International Journal of Computer
Trends and Technology

Research Article | Open Access | Download PDF

Volume 71 | Issue 10 | Year 2023 | Article Id. IJCTT-V71I10P113 | DOI : https://doi.org/10.14445/22312803/IJCTT-V71I10P113

Redefining Efficiency: Computational Methods for Financial Models in Python


Karan Gupta, Ying Wang

Received Revised Accepted Published
30 Aug 2023 02 Oct 2023 16 Oct 2023 31 Oct 2023

Citation :

Karan Gupta, Ying Wang, "Redefining Efficiency: Computational Methods for Financial Models in Python," International Journal of Computer Trends and Technology (IJCTT), vol. 71, no. 10, pp. 115-121, 2023. Crossref, https://doi.org/10.14445/22312803/ IJCTT-V71I10P113

Abstract

The traditional use of Excel in financial modeling has been prevalent for years owing to its ease of use and accessibility.
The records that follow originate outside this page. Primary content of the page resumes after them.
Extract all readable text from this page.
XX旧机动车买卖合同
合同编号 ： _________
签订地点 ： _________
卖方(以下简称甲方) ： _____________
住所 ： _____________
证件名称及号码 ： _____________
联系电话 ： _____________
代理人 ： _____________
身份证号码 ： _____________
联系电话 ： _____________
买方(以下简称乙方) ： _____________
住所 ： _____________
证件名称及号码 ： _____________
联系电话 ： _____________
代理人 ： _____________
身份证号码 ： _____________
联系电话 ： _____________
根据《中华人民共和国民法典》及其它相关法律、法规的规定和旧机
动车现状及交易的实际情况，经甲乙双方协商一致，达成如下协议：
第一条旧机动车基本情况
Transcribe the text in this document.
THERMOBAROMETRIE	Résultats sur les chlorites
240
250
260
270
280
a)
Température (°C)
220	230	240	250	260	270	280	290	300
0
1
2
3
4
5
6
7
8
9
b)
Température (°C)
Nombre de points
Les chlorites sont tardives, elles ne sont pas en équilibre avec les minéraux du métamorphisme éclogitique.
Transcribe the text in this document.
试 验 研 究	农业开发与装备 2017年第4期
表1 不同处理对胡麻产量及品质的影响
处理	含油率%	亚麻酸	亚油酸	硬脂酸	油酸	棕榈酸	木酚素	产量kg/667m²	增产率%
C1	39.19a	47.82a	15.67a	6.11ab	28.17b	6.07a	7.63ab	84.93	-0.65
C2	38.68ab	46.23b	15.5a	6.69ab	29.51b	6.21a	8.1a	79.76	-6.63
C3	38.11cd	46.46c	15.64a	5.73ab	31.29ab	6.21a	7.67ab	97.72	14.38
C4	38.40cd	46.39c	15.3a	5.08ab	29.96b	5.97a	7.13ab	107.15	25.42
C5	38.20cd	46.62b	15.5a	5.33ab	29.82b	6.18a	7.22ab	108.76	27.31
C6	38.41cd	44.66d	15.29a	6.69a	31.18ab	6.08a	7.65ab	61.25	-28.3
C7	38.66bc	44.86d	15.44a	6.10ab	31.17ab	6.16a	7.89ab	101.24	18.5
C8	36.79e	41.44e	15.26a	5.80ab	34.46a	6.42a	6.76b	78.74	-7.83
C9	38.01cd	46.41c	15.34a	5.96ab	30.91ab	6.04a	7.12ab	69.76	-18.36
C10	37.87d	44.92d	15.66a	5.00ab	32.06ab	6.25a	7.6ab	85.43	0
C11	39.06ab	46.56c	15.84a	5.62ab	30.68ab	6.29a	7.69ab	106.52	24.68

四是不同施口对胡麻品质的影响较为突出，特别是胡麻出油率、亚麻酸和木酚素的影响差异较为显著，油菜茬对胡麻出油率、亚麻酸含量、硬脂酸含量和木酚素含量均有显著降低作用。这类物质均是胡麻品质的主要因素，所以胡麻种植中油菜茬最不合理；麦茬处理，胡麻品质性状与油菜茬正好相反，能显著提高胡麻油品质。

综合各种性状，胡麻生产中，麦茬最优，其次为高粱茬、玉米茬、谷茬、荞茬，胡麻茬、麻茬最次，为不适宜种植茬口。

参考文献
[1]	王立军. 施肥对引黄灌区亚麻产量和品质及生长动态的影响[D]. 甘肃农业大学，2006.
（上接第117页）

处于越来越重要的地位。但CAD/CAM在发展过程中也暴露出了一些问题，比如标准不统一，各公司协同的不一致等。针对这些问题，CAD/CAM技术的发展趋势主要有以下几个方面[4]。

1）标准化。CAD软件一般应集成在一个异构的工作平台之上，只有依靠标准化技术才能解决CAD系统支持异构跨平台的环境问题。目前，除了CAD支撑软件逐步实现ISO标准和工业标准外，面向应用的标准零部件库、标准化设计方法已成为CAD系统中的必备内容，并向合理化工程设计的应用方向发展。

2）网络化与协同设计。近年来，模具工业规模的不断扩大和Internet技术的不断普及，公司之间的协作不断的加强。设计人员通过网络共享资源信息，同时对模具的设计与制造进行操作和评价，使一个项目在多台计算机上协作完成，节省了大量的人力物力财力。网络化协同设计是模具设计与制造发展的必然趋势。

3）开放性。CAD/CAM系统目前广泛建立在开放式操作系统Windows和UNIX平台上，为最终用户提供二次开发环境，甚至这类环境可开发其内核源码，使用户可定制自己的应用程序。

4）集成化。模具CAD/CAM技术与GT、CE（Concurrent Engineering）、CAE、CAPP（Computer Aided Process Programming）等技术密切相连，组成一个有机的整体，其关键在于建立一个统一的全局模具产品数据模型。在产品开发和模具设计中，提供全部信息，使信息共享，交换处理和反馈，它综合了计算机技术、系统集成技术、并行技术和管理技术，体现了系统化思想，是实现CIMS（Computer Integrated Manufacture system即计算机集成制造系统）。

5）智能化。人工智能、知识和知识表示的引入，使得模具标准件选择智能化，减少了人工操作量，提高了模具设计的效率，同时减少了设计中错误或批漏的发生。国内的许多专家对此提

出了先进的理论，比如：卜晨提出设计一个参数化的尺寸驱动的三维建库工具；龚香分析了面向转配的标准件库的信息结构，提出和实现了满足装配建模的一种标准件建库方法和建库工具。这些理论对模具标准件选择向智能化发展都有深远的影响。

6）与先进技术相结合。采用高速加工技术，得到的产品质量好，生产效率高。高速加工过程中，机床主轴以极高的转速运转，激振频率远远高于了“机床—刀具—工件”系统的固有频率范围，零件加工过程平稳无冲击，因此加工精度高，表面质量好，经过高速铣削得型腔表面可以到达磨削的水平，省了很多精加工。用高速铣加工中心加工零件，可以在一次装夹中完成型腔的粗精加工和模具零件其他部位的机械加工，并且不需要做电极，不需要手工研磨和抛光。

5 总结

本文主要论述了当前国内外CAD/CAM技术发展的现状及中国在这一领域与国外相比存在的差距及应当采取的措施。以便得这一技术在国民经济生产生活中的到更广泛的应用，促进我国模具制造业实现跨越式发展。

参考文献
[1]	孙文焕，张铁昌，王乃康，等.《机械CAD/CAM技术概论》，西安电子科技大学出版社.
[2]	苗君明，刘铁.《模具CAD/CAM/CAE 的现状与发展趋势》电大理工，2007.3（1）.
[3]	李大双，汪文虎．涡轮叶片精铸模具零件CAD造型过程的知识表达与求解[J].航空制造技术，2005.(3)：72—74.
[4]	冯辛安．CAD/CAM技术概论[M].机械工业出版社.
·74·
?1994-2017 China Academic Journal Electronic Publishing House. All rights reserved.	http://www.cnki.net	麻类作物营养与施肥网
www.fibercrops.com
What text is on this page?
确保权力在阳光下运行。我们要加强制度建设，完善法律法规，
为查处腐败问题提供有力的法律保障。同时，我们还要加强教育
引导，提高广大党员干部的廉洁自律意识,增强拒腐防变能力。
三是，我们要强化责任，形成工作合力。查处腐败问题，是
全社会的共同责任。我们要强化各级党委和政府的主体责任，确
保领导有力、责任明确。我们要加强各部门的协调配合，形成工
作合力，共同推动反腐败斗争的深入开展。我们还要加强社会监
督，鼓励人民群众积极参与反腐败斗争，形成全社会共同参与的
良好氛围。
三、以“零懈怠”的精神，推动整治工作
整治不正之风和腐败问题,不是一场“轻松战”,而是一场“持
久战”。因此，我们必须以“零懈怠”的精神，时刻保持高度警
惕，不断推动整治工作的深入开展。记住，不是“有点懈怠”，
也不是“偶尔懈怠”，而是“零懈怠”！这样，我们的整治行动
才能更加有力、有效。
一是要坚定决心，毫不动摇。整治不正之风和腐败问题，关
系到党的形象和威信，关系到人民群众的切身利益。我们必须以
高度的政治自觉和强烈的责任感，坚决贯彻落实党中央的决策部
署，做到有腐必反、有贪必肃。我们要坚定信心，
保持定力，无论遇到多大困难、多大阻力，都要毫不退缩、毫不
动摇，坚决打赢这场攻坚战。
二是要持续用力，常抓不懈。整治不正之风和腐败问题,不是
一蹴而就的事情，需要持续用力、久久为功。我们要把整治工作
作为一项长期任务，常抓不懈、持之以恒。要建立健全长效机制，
However, as financial models grow in complexity and data volume, the limitations of Excel become apparent, particularly concerning computational efficiency. This paper investigates a novel transition from an Excel-based financial model, i.e., a cash flow model, to a Python-based framework to achieve significant performance gains. Our Python-based model incorporates custom-built functions emulating Excel capabilities and extensive utilization of Pandas vectorized operations and NumPy's array programming, reducing computational time considerably. In a comparative analysis, the Python model executed multi-scenario calculation under 3 minutes 20s, i.e., a 94% reduction from the Excel model run time of 60 minutes. This drastic improvement redefines computational efficiency and provides financial analysts with a scalable, flexible, and efficient tool for complex calculations. The paper serves as a testament to Python's untapped potential in Finance, providing a comprehensive guide on the methods employed for this paradigm shift in computational efficiency.

Keywords

Financial modeling, Python, Excel, Optimization, Vectorized operations, Performance improvement, Computational Efficiency.